If you’re on a low-carb diet to lose weight, then you’ve probably heard the term ketosis. Ketosis is at the center of most low-carb diet plans but many people don’t understand how—or why, it works. 




In order for all the organs in your body to operate, you need calories. Calories are the fuel that keeps your body operational. Generally, all the food you consume in one day offers enough calories from carbs to keep your body functioning. When you cut carbs, you force your body to look to your fat stores for the energy it needs to live—and that stored fat burning is called ketosis. 



To understand how ketosis changes your body, you need to understand how calories work both for and against you. Every activity you complete requires calories for fuel. So every time you walk, exercise, sit, work on your computer or sleep, your body is converting calories to energy to fuel the activity.  
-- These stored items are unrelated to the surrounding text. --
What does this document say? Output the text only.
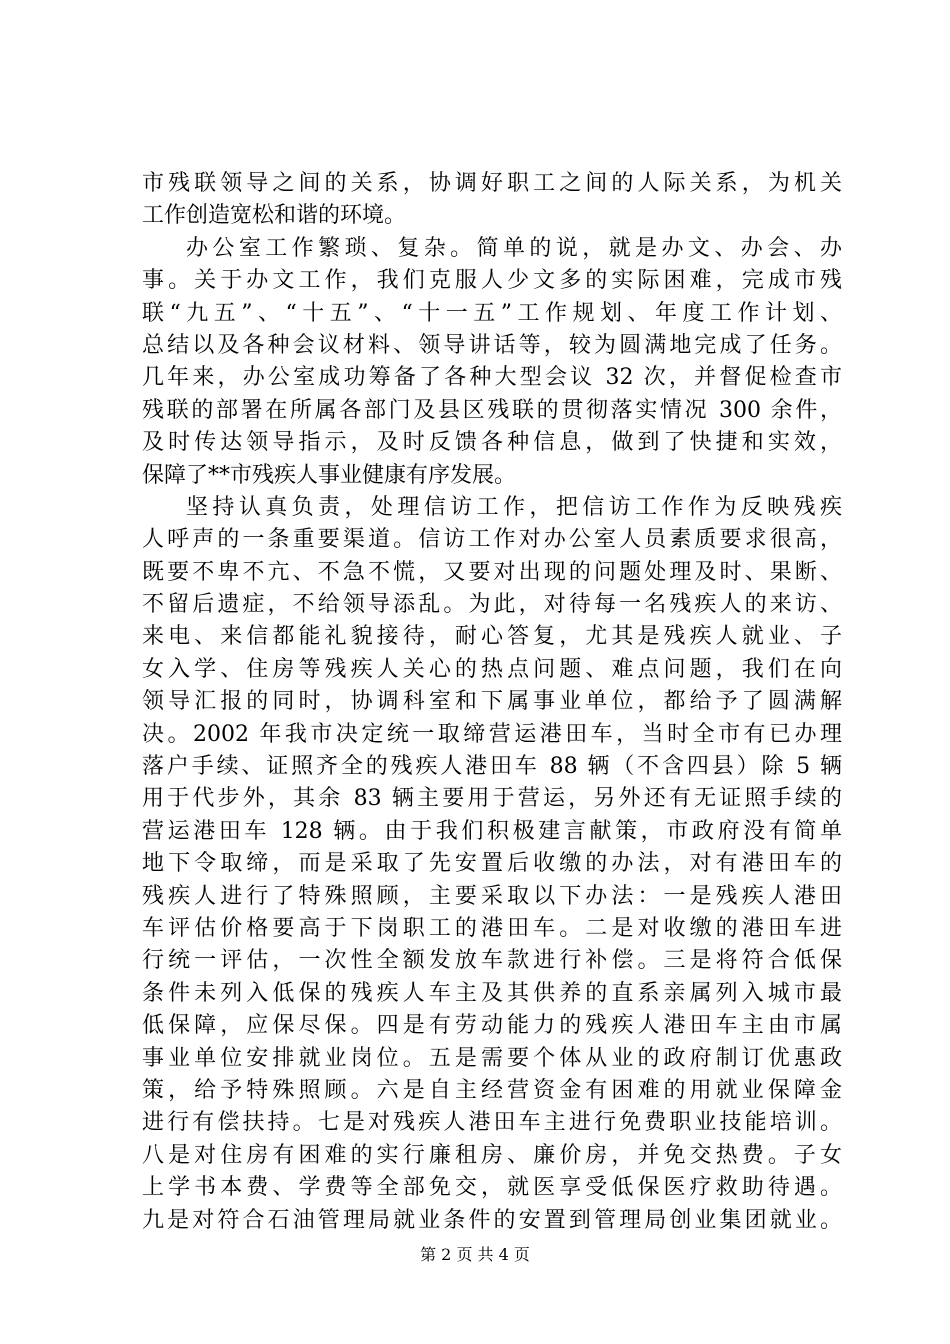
市残联领导之间的关系，协调好职工之间的人际关系，为机关
工作创造宽松和谐的环境。
办公室工作繁琐、复杂。简单的说，就是办文、办会、办
事。关于办文工作，我们克服人少文多的实际困难，完成市残
联“九五”、“十五”、“十一五”工作规划、年度工作计划、
总结以及各种会议材料、领导讲话等，较为圆满地完成了任务。
几年来，办公室成功筹备了各种大型会议 32 次，并督促检查市
残联的部署在所属各部门及县区残联的贯彻落实情况 300 余件，
及时传达领导指示，及时反馈各种信息，做到了快捷和实效，
保障了**市残疾人事业健康有序发展。
坚持认真负责，处理信访工作，把信访工作作为反映残疾
人呼声的一条重要渠道。信访工作对办公室人员素质要求很高，
既要不卑不亢、不急不慌，又要对出现的问题处理及时、果断、
不留后遗症，不给领导添乱。为此，对待每一名残疾人的来访、
来电、来信都能礼貌接待，耐心答复，尤其是残疾人就业、子
女入学、住房等残疾人关心的热点问题、难点问题，我们在向
领导汇报的同时，协调科室和下属事业单位，都给予了圆满解
决。2002 年我市决定统一取缔营运港田车，当时全市有已办理
落户手续、证照齐全的残疾人港田车 88 辆（不含四县）除 5 辆
用于代步外，其余 83 辆主要用于营运，另外还有无证照手续的
营运港田车 128 辆。由于我们积极建言献策，市政府没有简单
地下令取缔，而是采取了先安置后收缴的办法，对有港田车的
残疾人进行了特殊照顾，主要采取以下办法：一是残疾人港田
车评估价格要高于下岗职工的港田车。二是对收缴的港田车进
行统一评估，一次性全额发放车款进行补偿。三是将符合低保
条件未列入低保的残疾人车主及其供养的直系亲属列入城市最
低保障，应保尽保。四是有劳动能力的残疾人港田车主由市属
事业单位安排就业岗位。五是需要个体从业的政府制订优惠政
策，给予特殊照顾。六是自主经营资金有困难的用就业保障金
进行有偿扶持。七是对残疾人港田车主进行免费职业技能培训。
八是对住房有困难的实行廉租房、廉价房，并免交热费。子女
上学书本费、学费等全部免交，就医享受低保医疗救助待遇。
九是对符合石油管理局就业条件的安置到管理局创业集团就业。
第 2 页 共 4 页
When you consume more calories than your various daily activities burn, you end up with extra calories that your body stores in your fat cells. If every day, you consume enough calories to fuel all your activities and you never end up with a calorie deficit, then you will never tap into and burn that stored fat— and you will never lose weight. Likewise, if every day you eat a lot of carbs, which are very simple for your body to burn, you are discouraging it from going into your fat cells and burning all that stored fat. 

While any calorie deficit will lead to weight loss eventually, by limiting your carbs and forcing your body into ketosis, you remove one of the easiest and first-used sources of calories: carbohydrates. You force your body to aggressively reach into your stored calories and start burning off fat at a supercharged level. Even better, ketosis can prevent feelings of hunger and because it requires a diet that’s high in protein, it can ensure you keep your muscles—something that you don’t want to lose when you’re transforming your body. 




When you force your body into ketosis, it will produce ketones as part of the fat-burning process. Ketones are acids and when they build up, it can change your blood’s chemical balance and can become toxic. To monitor this, you can conduct urine tests— but you should consult your doctor about the most effective way to monitor and manage your ketones.